I have two PPPoE WANs which have been successfully load-balanced for IPv4 via mwan3, however ipv6 is particularly tricky to get working it currently says offline on both wan6 and wanb6 virtual interfaces.
The setup I have consist of two ISP-Provided GPON units which provide "triple-play" service, such that I cannot easily just skip those GPONs and plug the Optical cables into my ER605v2 load balancer (doesn't have SPF anyway). The point being that the GPONs are doing the PPPoE negotiation, and are supposed to obtain an IPv6 IP for me.
However my virtual interfaces wan6 and wanb6 don't seem to work properly.
They are both showing a global IPv6 address with a /64 at the end
They both have a ULA. I tried turning ULA off to see if it made any difference and it didnt.
The other caveat is that I cannot seem to simply forward my IPs via the ISP provided GPON. I also couldn't find any "Bridging" option. It can only be used in Router mode.
I tried turning DHCPv6 server off on the GPONs and the mwan3 status showed wan6 and wanb6 as online (green) but when I load an ipv6 test page it still shows ipv6 as not working
Also, in the LAN, you have to configure ip6class to only contain local, i.e., use only ULAs. In some cases (depending on the script), disabling of the source-based routing is needed.

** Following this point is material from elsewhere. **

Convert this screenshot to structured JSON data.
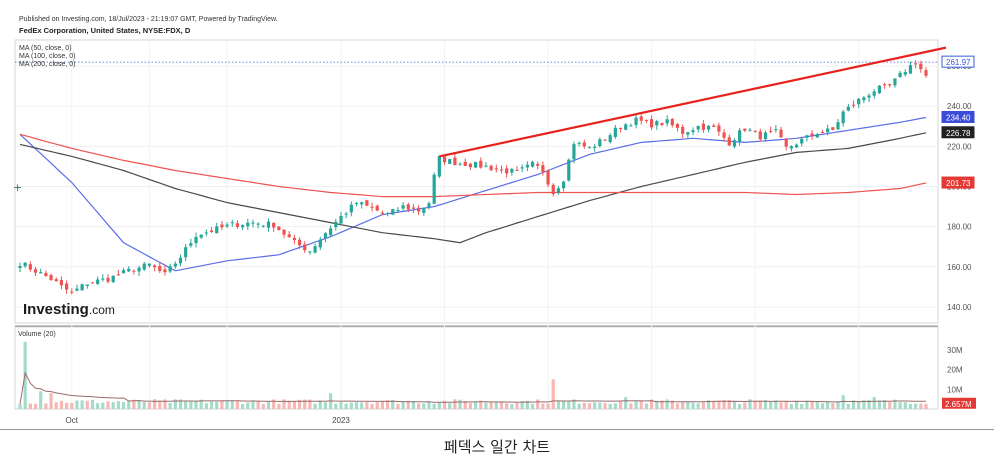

In short, load-balancing or even fail-over with multiple IPv6 uplink is not a solved problem in OpenWrt. My recommendation these days (especially after talking to cybersecurity auditors) is to disable IPv6 altogether.
That is unfortunate but not unexpected. The openwrt documentation does seem to suggest something is off with NAT6 and mwan3, but there is no definitive statement out there like this about it, so I appreciate the conciseness of your response.
Well, I would rather reset your expectations. The topic that mwan3, for its IPv6 fail-over support, depends on something which is not in OpenWrt (unless you are OK with NATing everything to a single IPv6 address) has been raised before, but this did not lead to an understanding of a definite way forward. Please check these topics:
So are you saying that the only way to get ipv6 load balancing working is if it behave like ipv4 which inherently beats the purpose of ipv6, since the whole point of ipv6 is to avoid NAT overhead? Do I understand you correctly?
I don't have issue with having to implement NAT6 so that everything on the LAN gets sent to a single IPv6 (per load-balanced WAN interface), especially if it is the only way to make load-balancing work for IPv6, the problem is that I don't know how to do it on my own.